IIRC, the argument was that there exist a special manoeuvre which can make it possible to save the plane by slowing down the the plane airspeed so the pilots can manually turn the wheels controlling the trim. So some pilots were claiming that "no American pilot would let this happen", I guess due to their superior training.

It wasn't just a distasteful position, but also the largest American 737 MAX operator opted in for the extra safety package which included a second angle of attack sensor and "sensors disagree" light which would have reduced the chances of this happening anyway[0].

Making faulty planes then selling the extra features for detecting the faults and claiming that if you can't fly a faulty plane you are not a good pilot is psychopathic IMHO.

[0] : https://www.nytimes.com/2019/03/21/business/boeing-safety-fe...


Boeing looking lustfully at the B2B SaaS market


My pilot neighbor, who is a captain at a major domestic us airline that flys maxes, also blamed foreign airlines pilots for lack of proper training.


What proper training? Boeing deliberately decided not to document the new behavior, and the entire point of MCAS was to avoid needing new pilot training.

Sounds like your pilot neighbor is just a bigot.



What was the training? From what I read the plane was sold as being flown without the need for new training to counter the Airbus jet?


Our club has few professional pilots and iirc their more or less shared opinion was that boeing fucked up, but the expectation was that pilots training should have prevented the crashes.
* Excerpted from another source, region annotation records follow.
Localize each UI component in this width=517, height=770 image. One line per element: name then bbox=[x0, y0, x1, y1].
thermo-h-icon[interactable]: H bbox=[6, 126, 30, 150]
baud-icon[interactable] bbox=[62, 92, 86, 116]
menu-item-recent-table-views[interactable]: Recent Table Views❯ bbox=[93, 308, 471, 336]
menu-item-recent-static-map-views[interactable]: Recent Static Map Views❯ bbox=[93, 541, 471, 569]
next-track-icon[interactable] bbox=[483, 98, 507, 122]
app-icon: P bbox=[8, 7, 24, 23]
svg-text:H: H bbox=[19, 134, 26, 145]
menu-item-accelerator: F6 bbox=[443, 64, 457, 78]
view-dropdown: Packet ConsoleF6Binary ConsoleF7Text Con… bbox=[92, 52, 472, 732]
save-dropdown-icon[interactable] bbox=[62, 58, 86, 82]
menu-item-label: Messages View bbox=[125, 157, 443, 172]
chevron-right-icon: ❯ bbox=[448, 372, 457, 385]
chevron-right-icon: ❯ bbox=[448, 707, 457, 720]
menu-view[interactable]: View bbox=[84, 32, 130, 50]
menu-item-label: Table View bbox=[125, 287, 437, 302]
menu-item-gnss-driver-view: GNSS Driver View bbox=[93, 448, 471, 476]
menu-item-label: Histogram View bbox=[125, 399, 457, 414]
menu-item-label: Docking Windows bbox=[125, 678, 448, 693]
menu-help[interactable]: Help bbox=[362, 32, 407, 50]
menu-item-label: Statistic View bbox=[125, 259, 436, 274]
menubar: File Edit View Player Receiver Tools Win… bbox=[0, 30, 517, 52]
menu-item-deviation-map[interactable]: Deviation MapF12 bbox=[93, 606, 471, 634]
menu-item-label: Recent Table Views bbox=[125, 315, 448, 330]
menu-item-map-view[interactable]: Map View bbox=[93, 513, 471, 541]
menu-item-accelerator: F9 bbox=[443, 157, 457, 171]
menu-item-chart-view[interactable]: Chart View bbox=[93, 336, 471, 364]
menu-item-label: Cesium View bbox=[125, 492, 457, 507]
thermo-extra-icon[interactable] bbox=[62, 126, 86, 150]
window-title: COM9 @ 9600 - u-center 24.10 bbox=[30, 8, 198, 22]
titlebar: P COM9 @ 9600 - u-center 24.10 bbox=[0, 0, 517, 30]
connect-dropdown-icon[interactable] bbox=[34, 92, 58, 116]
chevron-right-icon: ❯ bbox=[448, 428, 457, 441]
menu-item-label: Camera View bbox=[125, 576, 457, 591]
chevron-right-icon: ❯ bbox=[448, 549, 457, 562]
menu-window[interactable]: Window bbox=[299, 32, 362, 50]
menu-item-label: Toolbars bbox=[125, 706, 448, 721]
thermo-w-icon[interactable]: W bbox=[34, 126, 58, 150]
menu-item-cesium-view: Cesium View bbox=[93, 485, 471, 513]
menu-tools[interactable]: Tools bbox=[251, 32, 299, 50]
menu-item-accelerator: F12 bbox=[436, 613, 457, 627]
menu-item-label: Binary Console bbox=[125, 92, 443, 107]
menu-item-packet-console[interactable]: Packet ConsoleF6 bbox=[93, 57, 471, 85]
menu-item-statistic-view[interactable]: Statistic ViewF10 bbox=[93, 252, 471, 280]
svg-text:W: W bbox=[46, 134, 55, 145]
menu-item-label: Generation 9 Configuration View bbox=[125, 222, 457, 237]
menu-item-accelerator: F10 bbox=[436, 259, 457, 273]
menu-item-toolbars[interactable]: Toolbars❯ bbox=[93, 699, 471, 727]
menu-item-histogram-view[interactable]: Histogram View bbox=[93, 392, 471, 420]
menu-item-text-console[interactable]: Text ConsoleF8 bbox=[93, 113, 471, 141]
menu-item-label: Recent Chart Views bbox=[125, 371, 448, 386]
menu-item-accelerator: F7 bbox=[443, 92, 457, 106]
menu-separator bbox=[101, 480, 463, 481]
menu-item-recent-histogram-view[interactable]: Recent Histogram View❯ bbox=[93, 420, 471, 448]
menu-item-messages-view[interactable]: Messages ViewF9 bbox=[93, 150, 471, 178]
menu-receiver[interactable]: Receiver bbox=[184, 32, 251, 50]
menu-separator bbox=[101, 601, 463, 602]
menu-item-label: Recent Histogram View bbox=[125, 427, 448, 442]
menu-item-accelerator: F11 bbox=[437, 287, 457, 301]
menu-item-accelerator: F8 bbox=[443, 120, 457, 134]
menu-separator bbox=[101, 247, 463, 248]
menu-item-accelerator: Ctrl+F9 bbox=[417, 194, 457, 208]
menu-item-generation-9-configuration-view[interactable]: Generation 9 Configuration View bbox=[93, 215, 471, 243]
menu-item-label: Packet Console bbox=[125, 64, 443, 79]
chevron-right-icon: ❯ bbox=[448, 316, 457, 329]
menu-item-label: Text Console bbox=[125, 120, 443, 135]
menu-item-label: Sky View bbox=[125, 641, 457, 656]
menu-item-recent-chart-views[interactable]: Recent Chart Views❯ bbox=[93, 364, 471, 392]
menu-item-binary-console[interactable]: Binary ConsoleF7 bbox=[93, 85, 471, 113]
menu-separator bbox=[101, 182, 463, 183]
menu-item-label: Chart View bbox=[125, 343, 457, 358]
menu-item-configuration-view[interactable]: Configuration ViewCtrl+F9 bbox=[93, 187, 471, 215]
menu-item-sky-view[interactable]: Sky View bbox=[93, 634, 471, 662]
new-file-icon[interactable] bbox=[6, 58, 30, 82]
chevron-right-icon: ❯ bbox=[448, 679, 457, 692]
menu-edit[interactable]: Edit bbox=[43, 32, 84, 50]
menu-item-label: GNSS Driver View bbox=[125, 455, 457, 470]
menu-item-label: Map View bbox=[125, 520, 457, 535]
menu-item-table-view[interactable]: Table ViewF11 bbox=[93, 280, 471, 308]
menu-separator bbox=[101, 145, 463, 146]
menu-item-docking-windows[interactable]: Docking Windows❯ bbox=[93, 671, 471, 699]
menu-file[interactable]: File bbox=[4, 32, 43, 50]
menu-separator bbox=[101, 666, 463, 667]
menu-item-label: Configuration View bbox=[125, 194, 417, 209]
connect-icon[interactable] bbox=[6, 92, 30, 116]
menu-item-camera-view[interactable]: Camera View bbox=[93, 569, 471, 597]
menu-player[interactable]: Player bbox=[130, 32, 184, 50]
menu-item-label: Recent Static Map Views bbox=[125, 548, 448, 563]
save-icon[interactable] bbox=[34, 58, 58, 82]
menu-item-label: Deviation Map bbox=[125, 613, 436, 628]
Regardless of Airbus, Boeing expectation still is that pilots can fly with minimum automation, and if something is wrong / odd they know how to disable it all, take full control, gain altitude and figure things out.


iirc the proper course of action for this failure condition was to perform manual cutoff of the stabilizer trim, which is considered a mandatory memory item for flying even normal Boeing 737s (non max)
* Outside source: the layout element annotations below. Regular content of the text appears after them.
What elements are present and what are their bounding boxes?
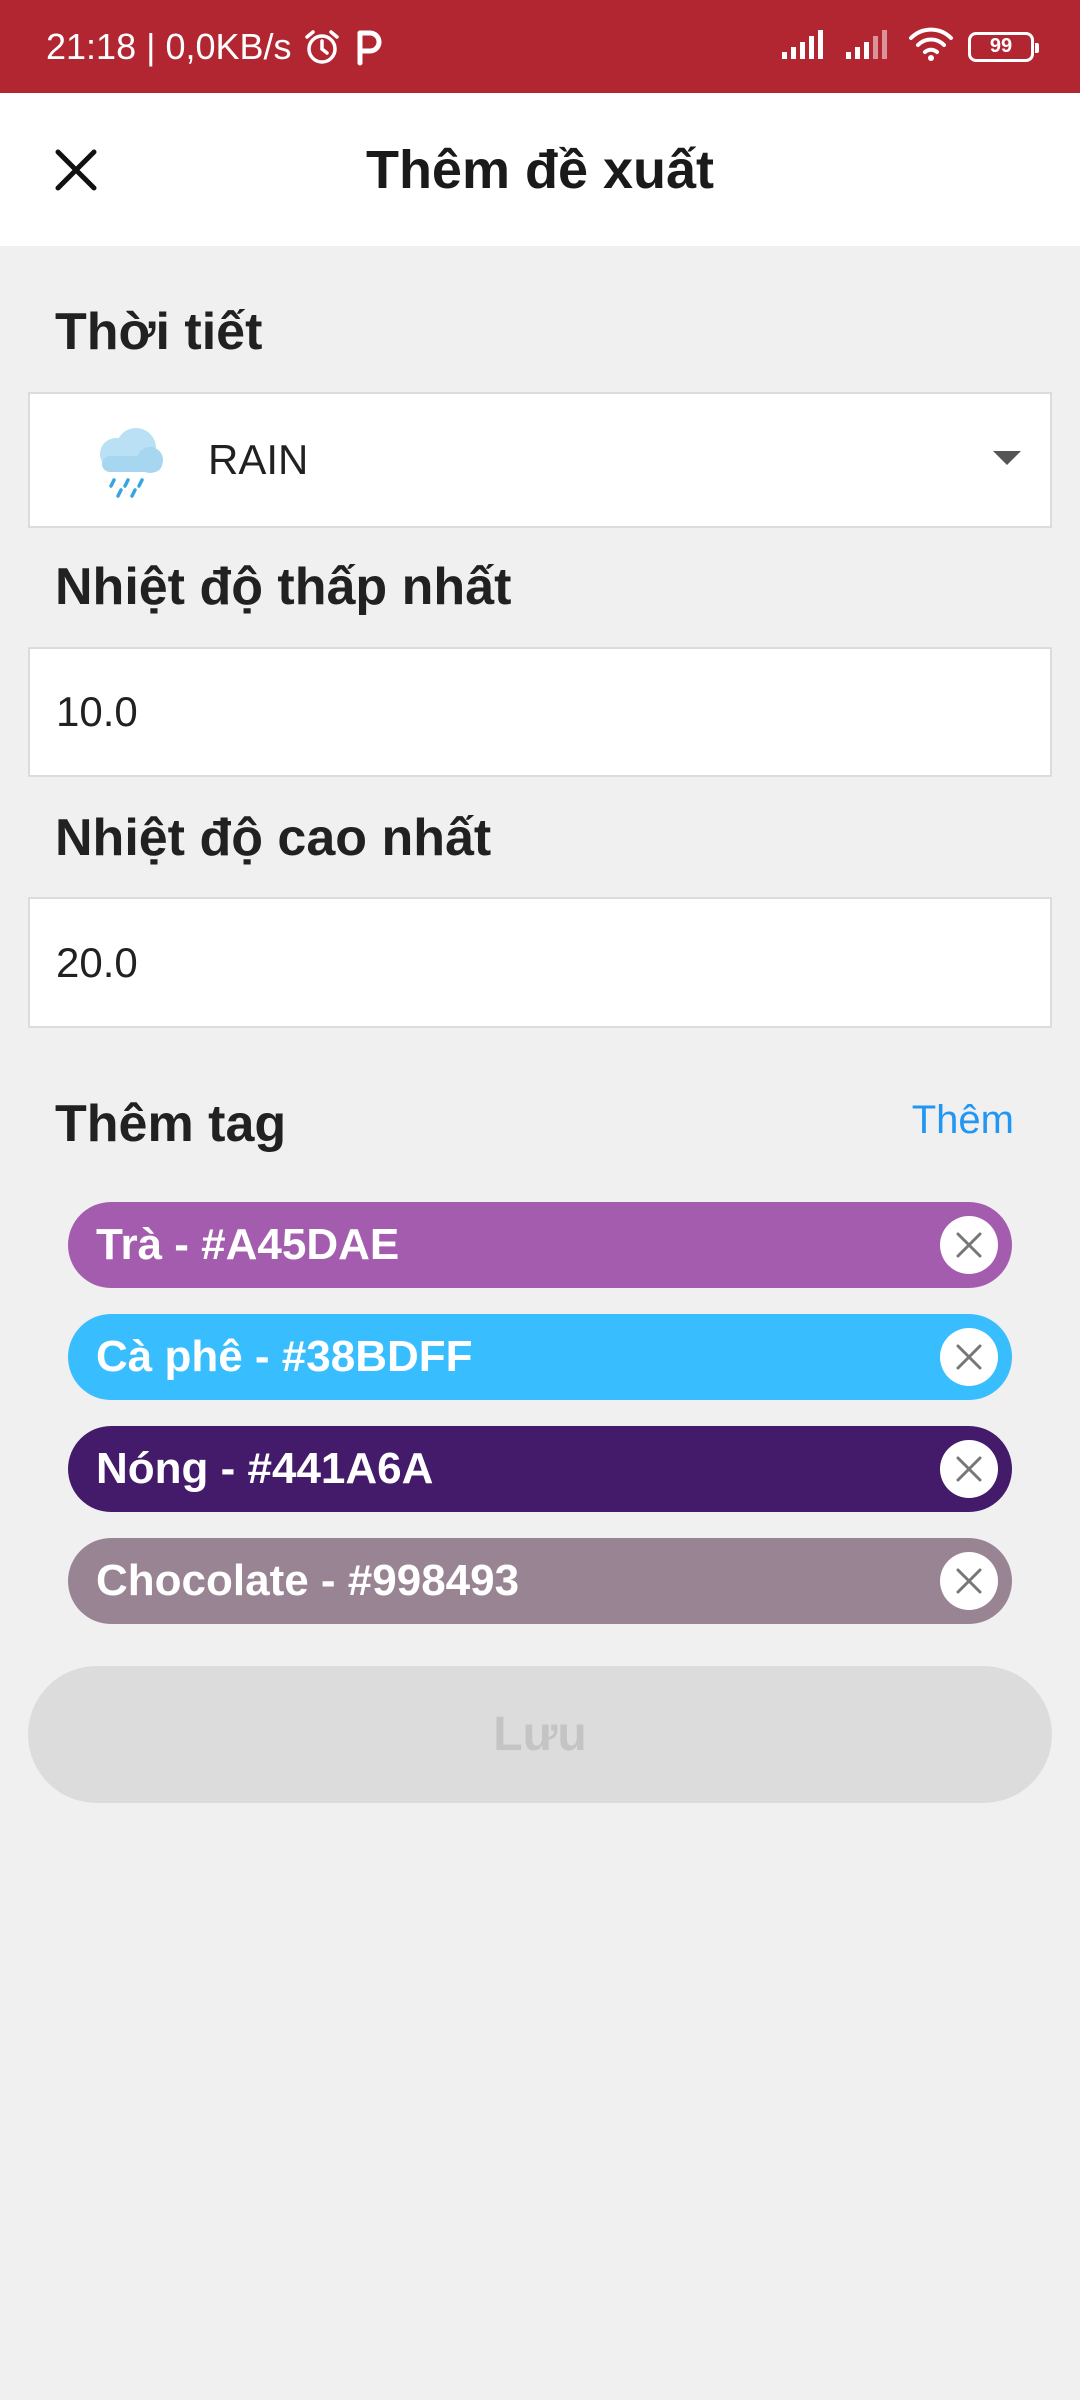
remove-tag-button[interactable] — [940, 1328, 998, 1386]
close-icon — [956, 1232, 982, 1258]
remove-tag-button[interactable] — [940, 1552, 998, 1610]
max-temp-value: 20.0 — [56, 938, 138, 986]
status-right: 99 — [780, 26, 1039, 67]
status-time-speed: 21:18 | 0,0KB/s — [46, 25, 292, 67]
remove-tag-button[interactable] — [940, 1440, 998, 1498]
close-icon — [956, 1456, 982, 1482]
tag-chip: Chocolate - #998493 — [68, 1538, 1012, 1624]
battery-icon: 99 — [968, 31, 1039, 62]
close-icon — [55, 149, 97, 190]
close-icon — [956, 1344, 982, 1370]
min-temp-input[interactable]: 10.0 — [28, 647, 1052, 777]
wifi-icon — [908, 26, 954, 67]
tag-label: Chocolate - #998493 — [96, 1556, 520, 1605]
tag-chip: Cà phê - #38BDFF — [68, 1314, 1012, 1400]
tags-label: Thêm tag — [55, 1095, 287, 1153]
app-bar: Thêm đề xuất — [0, 93, 1080, 246]
tag-chip: Nóng - #441A6A — [68, 1426, 1012, 1512]
tag-label: Cà phê - #38BDFF — [96, 1332, 473, 1381]
tag-list: Trà - #A45DAE Cà phê - #38BDFF Nóng - #4… — [68, 1202, 1012, 1650]
min-temp-label: Nhiệt độ thấp nhất — [55, 558, 512, 616]
tag-label: Nóng - #441A6A — [96, 1444, 434, 1493]
max-temp-label: Nhiệt độ cao nhất — [55, 809, 492, 867]
dropdown-arrow-icon — [992, 449, 1022, 472]
max-temp-input[interactable]: 20.0 — [28, 897, 1052, 1028]
signal-2-icon — [844, 28, 894, 65]
weather-label: Thời tiết — [55, 303, 263, 361]
min-temp-value: 10.0 — [56, 688, 138, 735]
alarm-icon — [302, 27, 342, 67]
weather-select[interactable]: RAIN — [28, 392, 1052, 528]
close-icon — [956, 1568, 982, 1594]
add-tag-link[interactable]: Thêm — [912, 1098, 1014, 1143]
status-left: 21:18 | 0,0KB/s — [46, 26, 386, 68]
remove-tag-button[interactable] — [940, 1216, 998, 1274]
tag-label: Trà - #A45DAE — [96, 1220, 400, 1269]
status-bar: 21:18 | 0,0KB/s 99 — [0, 0, 1080, 93]
battery-level: 99 — [989, 35, 1013, 57]
save-button[interactable]: Lưu — [28, 1666, 1052, 1803]
signal-icon — [780, 28, 830, 65]
rain-cloud-icon — [78, 410, 178, 510]
page-title: Thêm đề xuất — [365, 139, 715, 200]
tag-chip: Trà - #A45DAE — [68, 1202, 1012, 1288]
close-button[interactable] — [46, 140, 106, 200]
weather-value: RAIN — [208, 436, 309, 483]
parking-app-icon — [352, 27, 386, 67]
basically, on runway stabilizer events, you must know to turn off the autopilot: https://www.johanpercherin.info/airline-pilot-training/boein...

apparently the differences in training have resulted in the lack of knowledge in this area for foreign pilots, which turned a recoverable failure into an irrecoverable one

disclosure I'm just going from memory from reading about 737 max analysis, there might be more to it than thi

Edit: as expected the situation is more nuanced, see here for elaboration on why even successfully performing stab trim cutoff may not have been sufficient: https://news.ycombinator.com/item?id=35769100


Which airline does he fly for? Hopefully one of the ones already on my shit list and I don’t have to add a new one…


Not only that but the flight test software written by the offshored 9$/h Indian contractors sure didn't help...


Can you share a link to this? I would like to read up more on the conditions that the flight test software was made.